Shoshana Wayne Gallery is pleased to present Salon 2017 a group exhibition featuring work by Chie Fueki, Rachel Lachowicz, Abdul Mazid, Dakota Noot, Izhar Patkin, Jeanne Silverthorne, and Shirley Tse. Each artist is guided by a desire to decode and problematize visual and linguistic signs and symbols. The exhibition will be on view September 2nd through September 30th, 2017, with an opening reception on Saturday September 9th from 5-7pm.
Chie Fueki’s intricately patterned and detailed mixed media paintings have references to her multi cultural background (the artist was born in Japan, raised in Brazil, and received her MFA from Yale) while also exploring the artist’s critical interest in how information is decoded through texture, light, color and surface. Fueki begins each painting by staining Japanese Mulberry paper with colored inks, layering them with many washes of pigment and often using iridescent materials. Using a rubbing technique areas of pattern are rendered in graphite. Fueki then cuts, collages and mounts her work on wooden panels over which she applies glitter, colored pencil and dots of acrylic paint.

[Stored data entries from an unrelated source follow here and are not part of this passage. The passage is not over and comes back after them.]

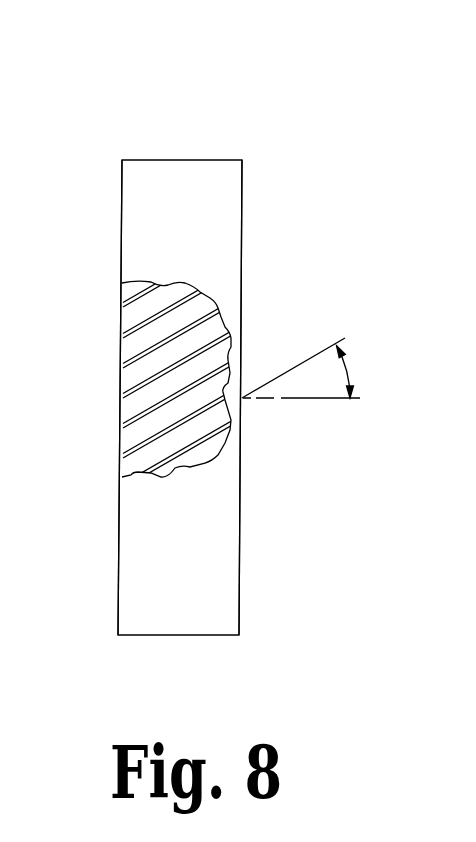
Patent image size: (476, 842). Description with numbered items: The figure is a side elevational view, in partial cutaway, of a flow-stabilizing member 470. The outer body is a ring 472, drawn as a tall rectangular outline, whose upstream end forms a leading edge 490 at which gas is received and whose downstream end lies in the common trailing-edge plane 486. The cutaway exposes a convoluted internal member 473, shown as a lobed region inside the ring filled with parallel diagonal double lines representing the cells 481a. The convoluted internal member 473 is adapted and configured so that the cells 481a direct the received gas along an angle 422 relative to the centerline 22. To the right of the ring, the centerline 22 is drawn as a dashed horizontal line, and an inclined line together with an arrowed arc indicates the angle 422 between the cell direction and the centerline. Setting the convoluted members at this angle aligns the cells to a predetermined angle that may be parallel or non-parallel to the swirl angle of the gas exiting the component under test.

The flow-stabilizing member 470 is at (222, 78).
The ring 472 is at (140, 223).
The convoluted internal member 473 is at (140, 362).
The cell 481a is at (138, 407).
The leading edge 490 is at (118, 583).
The trailing edge plane 486 is at (238, 580).
The centerline 22 is at (280, 400).
The angle 422 is at (348, 370).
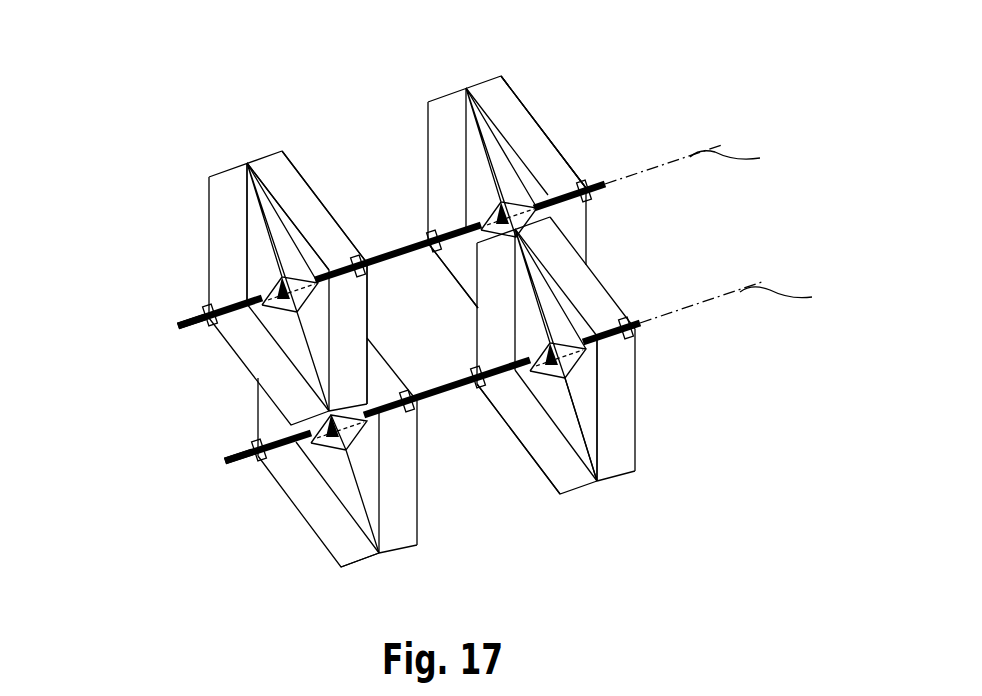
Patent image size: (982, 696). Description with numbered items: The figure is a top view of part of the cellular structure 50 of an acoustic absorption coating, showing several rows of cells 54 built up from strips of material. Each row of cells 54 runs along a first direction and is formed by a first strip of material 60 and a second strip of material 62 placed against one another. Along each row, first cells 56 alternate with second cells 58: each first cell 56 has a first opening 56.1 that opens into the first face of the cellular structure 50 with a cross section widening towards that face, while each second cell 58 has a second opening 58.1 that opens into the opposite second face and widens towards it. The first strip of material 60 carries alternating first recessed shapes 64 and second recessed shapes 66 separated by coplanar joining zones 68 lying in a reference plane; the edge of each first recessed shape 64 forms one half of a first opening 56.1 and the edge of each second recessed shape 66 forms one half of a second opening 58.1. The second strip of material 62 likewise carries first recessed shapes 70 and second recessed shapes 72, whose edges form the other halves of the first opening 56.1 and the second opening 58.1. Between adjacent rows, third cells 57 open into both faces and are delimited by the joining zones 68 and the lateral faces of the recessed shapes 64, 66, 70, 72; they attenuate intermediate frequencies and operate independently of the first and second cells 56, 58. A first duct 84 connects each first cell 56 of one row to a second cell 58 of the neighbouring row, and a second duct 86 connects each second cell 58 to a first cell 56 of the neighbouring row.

The cellular structure 50 is at (147, 172).
The row of cells 54 is at (163, 329).
The first cell 56 is at (204, 224).
The first opening 56.1 is at (300, 190).
The third cell 57 is at (412, 366).
The second cell 58 is at (538, 100).
The second opening 58.1 is at (552, 140).
The first strip of material 60 is at (187, 314).
The second strip of material 62 is at (185, 344).
The first recessed shape 64 is at (302, 193).
The second recessed shape 66 is at (527, 80).
The joining zone 68 is at (410, 226).
The first recessed shape 70 is at (372, 290).
The second recessed shape 72 is at (610, 224).
The first duct 84 is at (243, 202).
The second duct 86 is at (572, 484).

Rachel Lachowicz’s new series of eyeshadow paintings features imagery of flowers and draws on Kant’s analytic of the beautiful and Baudrillard’s conceptualization of simulacra. In this exhibition, Lachowicz presents viewers with a flower found in nature and one that exists only in the virtual space of online gaming—discerning real versus copy is almost impossible. The slippage between real and copy relates to Lachowicz’s career-long desire to dismantle binaries and rigid demarcations of gender, pushing toward more inclusive signifiers.
Abdul Mazid’s diamond shaped glitter paintings open up a conversation about the effects of structural and systemic power/knowledge. Using a multi-step silk screen process, the artist appropriates recognizable scenes then abstracts them with the application of glitter. Selecting his references carefully and intentionally, here, Mazid pulls imagery from two iconographies of global economic power: the New York Stock Exchange trading floor and the World Series of Poker tournament in Las Vegas.
Dakota Noot explores his own hybrid identity as he reconciles the relationship between his rural North Dakota roots with his Los Angeles-based life. Noot’s dynamic canvases are saturated with color and rich visual and linguistic signs and symbols. The artist presents his own portrait in various states: between man and woman, human and animal, abstract and figurative all the while suggesting the grotesque, the humorous and the pleasurable are one and the same.
Izhar Patkin’s paintings from his “Gardens for the Global City” series embodies the artist’s interest in cultural pluralism. These works employ a reverse painting method with the artist starting from the back pushing paint through the front of the wire mesh screen to achieve a carpet effect. Patkin’s paintings emphasize the artist’s hand and the physical act of painting while, at the same time, revealing his ambivalence toward globalization.
Jeanne Silverthorne’s cast rubber Venus Flytrap with Xeres Blue (Extinct) sets forth the artist’s preoccupation with death and desire. What might be mistaken for melancholy can also be read as imbued with vitality and humor. For Silverthorne, the seemingly mundane contents of the studio and its various states of disarray are rich sites for excavation.
Shirley Tse’s vibrant yellow sculpture titled Varicella Zoster occupies the west gallery as its title suggests with thousands of zip ties radiating from a single nucleus. True to her practice, Tse visualizes heterogeneity through sculpture and installation. From multiplicities of difference on the same plane to the negotiation of an integrated whole, Tse examines the semiotics of plastics and expands the language of movement using common objects to suspend subjectivity, destabilize categories, and call attention to the interstitial.